The following just estimate of the character of his genius and writings, by a thoughtful critic, is worth reproduction here:—“No man was more essentially a poet—‘glancing from earth to heaven.’ He was, indeed, ‘of imagination all compact.’ ... In all his poems he uniformly denounces vice and immorality in every form; and his descriptions of love, which are numerous, are always refined and delicate, with even less of sensuousness than in many of our most admired writers. It is true that he decried marriage, but not in favour of libertinism; and the evils he depicts, or laments, are those arising from the indissolubility of the bond, or from the opinions of society as to its necessity—opinions to which he himself submitted by marrying the woman to whom he was attached.... His reputation as a poet has gradually widened since his death, and has not yet reached its culminating point. He was the poet of the future—of an ideal futurity—and hence it was that his own age could not entirely sympathise with him. He has been called the ‘poet of poets,’ a proud title, and, in some respects, deserved.”[242]

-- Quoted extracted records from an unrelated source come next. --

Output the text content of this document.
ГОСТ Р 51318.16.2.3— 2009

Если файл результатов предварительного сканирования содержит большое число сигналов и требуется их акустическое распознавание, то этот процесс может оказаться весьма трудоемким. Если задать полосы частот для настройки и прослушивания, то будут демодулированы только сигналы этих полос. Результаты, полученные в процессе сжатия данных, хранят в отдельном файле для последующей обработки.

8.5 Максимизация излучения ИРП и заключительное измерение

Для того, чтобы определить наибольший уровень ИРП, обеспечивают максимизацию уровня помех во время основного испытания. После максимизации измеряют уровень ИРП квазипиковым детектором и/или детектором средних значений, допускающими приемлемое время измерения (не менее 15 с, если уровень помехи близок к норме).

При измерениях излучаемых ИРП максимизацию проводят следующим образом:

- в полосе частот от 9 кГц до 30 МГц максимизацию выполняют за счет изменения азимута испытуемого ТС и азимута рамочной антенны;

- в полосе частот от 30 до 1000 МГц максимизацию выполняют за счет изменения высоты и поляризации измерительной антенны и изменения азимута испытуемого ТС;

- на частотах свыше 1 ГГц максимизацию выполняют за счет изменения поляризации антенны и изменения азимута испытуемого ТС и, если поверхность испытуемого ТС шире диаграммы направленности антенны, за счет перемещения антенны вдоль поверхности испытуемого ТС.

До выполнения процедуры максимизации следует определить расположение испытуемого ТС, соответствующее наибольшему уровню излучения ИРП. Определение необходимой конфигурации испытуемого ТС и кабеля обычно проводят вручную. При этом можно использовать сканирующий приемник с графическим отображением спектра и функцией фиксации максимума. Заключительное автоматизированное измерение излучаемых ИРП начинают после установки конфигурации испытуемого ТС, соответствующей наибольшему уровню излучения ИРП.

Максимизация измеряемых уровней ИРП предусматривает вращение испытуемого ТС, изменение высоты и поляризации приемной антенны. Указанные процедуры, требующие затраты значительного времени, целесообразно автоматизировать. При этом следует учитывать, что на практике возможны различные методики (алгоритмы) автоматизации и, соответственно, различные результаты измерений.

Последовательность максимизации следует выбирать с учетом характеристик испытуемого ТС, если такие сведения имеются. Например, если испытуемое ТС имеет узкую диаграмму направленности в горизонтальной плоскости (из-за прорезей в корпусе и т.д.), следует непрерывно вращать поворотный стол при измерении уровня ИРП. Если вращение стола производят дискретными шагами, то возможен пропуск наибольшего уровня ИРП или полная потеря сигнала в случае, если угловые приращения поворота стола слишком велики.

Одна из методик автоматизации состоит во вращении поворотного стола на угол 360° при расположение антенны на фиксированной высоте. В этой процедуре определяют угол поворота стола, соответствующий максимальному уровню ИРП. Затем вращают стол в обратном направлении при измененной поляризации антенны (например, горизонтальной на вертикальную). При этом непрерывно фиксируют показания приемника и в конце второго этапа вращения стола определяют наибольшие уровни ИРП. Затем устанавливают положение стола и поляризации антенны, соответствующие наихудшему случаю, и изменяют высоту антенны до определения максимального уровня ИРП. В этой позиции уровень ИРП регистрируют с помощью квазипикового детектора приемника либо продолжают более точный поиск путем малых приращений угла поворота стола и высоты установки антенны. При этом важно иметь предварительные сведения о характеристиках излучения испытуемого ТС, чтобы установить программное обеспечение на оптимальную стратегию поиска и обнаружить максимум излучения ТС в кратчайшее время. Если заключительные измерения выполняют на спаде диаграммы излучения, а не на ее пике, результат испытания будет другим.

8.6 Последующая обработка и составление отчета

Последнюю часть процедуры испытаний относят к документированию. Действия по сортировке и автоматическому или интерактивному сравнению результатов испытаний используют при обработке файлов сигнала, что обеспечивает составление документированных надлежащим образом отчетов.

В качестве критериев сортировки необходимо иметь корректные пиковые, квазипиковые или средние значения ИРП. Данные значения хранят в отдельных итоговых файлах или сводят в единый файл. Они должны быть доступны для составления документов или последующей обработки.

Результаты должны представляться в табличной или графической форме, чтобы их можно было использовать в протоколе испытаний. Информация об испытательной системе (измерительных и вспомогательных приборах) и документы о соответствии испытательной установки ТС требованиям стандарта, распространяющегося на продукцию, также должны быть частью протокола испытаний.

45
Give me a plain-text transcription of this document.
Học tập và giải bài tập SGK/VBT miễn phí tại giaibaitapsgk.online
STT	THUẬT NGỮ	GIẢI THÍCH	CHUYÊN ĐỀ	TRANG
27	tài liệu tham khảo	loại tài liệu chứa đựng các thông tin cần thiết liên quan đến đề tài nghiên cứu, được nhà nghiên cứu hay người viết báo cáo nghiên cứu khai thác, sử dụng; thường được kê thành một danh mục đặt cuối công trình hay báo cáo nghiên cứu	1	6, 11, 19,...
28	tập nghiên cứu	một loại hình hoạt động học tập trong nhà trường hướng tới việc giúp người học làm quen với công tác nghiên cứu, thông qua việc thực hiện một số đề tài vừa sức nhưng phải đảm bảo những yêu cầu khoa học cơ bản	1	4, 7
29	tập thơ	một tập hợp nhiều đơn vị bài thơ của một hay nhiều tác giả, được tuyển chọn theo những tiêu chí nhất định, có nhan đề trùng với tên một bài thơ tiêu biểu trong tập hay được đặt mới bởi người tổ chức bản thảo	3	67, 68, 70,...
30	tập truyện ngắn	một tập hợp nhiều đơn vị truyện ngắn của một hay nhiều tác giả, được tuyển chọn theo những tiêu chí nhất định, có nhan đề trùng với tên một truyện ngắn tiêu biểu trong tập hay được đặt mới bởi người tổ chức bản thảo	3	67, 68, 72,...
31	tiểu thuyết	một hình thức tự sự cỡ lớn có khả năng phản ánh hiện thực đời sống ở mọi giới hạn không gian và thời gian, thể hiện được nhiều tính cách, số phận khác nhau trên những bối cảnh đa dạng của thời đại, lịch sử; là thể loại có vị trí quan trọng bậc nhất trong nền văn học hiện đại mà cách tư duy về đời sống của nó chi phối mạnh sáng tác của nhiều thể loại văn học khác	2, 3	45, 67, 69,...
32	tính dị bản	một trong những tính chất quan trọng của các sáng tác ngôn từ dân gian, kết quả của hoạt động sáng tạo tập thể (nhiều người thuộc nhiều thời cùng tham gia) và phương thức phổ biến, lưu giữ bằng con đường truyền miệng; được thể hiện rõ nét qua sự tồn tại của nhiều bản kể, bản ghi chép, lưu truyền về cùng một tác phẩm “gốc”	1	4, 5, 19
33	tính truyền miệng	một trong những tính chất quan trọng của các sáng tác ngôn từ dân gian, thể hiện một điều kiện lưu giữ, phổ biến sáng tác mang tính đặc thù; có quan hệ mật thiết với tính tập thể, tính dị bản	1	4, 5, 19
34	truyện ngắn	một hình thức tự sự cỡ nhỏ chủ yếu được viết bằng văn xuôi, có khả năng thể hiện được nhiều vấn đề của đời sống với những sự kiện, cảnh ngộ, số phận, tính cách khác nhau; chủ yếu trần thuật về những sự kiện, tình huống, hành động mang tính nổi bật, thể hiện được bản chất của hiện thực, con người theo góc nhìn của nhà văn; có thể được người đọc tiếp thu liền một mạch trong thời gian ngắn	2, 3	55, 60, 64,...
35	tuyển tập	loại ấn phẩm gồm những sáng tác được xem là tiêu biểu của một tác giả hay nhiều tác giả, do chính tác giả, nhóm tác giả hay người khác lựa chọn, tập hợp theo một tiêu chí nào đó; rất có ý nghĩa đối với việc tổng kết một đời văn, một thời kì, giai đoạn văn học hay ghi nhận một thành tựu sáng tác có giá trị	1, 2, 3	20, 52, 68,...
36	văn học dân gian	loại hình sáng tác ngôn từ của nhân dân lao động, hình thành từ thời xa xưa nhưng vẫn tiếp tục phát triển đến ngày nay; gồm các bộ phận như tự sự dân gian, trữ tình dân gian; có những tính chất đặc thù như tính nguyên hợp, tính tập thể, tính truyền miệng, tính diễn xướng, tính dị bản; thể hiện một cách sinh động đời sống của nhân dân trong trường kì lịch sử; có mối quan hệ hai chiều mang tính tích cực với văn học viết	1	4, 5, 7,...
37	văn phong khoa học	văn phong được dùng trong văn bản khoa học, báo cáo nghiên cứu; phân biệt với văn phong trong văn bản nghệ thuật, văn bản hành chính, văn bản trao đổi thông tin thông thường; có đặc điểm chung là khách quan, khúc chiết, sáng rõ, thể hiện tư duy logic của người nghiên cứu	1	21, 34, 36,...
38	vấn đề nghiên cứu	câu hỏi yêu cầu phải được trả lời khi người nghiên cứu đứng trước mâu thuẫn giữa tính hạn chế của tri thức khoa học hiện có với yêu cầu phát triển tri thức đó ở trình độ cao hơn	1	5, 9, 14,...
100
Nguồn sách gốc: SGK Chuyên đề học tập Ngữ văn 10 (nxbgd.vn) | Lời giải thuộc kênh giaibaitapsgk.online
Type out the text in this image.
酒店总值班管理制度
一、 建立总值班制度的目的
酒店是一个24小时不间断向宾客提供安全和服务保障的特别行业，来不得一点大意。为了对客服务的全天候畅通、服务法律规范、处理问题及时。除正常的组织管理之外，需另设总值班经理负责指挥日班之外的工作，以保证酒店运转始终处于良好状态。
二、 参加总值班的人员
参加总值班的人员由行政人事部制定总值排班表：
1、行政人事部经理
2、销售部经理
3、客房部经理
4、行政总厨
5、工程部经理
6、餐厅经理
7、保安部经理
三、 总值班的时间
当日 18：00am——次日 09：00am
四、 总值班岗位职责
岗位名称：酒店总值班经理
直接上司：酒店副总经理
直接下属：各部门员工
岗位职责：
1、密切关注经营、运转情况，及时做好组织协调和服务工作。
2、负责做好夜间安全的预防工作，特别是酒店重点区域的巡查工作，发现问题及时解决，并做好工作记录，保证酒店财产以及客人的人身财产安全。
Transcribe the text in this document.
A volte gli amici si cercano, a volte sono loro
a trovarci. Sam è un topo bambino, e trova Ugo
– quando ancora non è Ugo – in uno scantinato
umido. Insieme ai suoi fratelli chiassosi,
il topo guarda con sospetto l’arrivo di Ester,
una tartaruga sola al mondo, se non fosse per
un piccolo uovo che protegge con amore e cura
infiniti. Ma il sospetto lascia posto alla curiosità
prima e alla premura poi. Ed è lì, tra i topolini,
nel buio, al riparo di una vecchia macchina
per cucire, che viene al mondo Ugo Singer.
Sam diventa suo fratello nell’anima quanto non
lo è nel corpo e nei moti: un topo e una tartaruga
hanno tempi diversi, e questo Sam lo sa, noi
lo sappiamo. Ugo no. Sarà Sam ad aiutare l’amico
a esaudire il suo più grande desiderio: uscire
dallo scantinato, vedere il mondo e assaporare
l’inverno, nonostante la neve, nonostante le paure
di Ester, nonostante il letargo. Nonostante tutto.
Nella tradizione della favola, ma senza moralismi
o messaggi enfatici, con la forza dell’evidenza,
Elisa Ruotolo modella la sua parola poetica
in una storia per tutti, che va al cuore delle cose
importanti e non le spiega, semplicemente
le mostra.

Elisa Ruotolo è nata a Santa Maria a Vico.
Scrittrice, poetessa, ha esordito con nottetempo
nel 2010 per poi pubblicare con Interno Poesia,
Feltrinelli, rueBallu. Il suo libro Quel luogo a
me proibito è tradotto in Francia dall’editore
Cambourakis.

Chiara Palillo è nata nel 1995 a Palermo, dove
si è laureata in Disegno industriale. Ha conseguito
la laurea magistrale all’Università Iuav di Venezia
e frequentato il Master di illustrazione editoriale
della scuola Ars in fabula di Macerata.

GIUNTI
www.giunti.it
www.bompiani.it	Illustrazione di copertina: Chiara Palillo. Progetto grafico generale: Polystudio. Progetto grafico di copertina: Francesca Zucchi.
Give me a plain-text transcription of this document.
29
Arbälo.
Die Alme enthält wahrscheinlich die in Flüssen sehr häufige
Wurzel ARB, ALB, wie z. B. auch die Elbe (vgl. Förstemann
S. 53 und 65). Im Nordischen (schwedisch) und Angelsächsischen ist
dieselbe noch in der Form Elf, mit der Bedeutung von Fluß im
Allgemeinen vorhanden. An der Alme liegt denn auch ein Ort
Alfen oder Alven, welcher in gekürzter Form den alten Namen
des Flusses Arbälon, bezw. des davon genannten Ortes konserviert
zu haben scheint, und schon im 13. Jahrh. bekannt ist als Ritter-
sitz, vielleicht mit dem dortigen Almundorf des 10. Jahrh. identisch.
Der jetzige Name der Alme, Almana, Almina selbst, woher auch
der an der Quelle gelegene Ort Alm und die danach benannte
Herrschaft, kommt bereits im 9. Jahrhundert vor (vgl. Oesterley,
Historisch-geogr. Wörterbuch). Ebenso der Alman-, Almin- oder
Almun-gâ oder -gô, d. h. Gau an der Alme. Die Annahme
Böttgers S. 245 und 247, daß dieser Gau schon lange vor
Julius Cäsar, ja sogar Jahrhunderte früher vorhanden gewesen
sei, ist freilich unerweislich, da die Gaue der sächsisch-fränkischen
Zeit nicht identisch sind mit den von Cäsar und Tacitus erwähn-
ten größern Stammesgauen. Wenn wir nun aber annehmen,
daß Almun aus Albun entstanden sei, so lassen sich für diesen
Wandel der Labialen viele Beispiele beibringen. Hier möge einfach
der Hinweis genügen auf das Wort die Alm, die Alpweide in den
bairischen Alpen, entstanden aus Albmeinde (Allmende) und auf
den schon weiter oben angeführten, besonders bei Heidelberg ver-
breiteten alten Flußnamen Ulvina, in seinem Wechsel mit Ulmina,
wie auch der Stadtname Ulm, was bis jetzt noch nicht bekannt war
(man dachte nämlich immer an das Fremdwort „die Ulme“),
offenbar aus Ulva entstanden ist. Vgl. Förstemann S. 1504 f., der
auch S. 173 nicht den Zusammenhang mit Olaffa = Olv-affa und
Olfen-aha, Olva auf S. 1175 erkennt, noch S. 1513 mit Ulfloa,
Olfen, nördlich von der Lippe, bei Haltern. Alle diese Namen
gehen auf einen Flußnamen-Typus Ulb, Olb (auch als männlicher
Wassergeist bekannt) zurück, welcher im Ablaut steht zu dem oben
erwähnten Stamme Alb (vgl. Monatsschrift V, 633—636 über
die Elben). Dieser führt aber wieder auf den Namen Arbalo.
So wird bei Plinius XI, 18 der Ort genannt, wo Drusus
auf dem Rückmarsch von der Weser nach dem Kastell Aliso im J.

Of his creed, the article which he most firmly held, and which, perhaps, most distinguishes him from ordinary thinkers, was the Perfectibility of his species, and his firm faith in the ultimate triumph of Good. “He believed,” says the one authority who had the best means of knowing his thought and feeling, “that mankind had only to will that there should be no evil, and there would be none. It is not my part in these notes to criticise the arguments that have been urged against this opinion, but to mention the fact that he entertained it, and was, indeed, attached to it with fervent enthusiasm. That man could be so perfectionised as to be able to expel Evil from his own nature, and from the greater part of the world, was the cardinal point of his system. And the subject he liked best to dwell upon was the image of One warring with an evil principle, oppressed not only by it but by all, even the good, who were deluded into considering evil a necessary portion of humanity—a victim full of gratitude and of hope and of the spirit of triumph emanating from a reliance in the ultimate omnipotence of Good.” Such was the conviction which inspired his greatest poem The Prometheus Unbound.
A principal charm of his poetry is that which repels the common class of readers: “He loved to idealise reality, and this is a task shared by few. We are willing to have our passing whims exalted into passions, for this gratifies our vanity. But few of us understand or sympathise with the endeavour to ally the love of abstract beauty and adoration of abstract Good with sympathies with our own kind.”[243] Of so rare a spirit it is peculiarly interesting to know something of the outward form:—
“His features [describes one of his biographers] were not symmetrical—the mouth, perhaps, excepted. Yet the effect of the whole was extremely powerful. They breathed an animation, a fire, an enthusiasm, a vivid and preternatural intelligence, that I never met with in any other countenance. Nor was the moral expression less beautiful than the intellectual: for there was a softness, a delicacy, a gentleness, and especially (though this will surprise many) that air of profound religious veneration that characterises the best works, and chiefly the frescoes, of the great Masters of Florence and of Rome.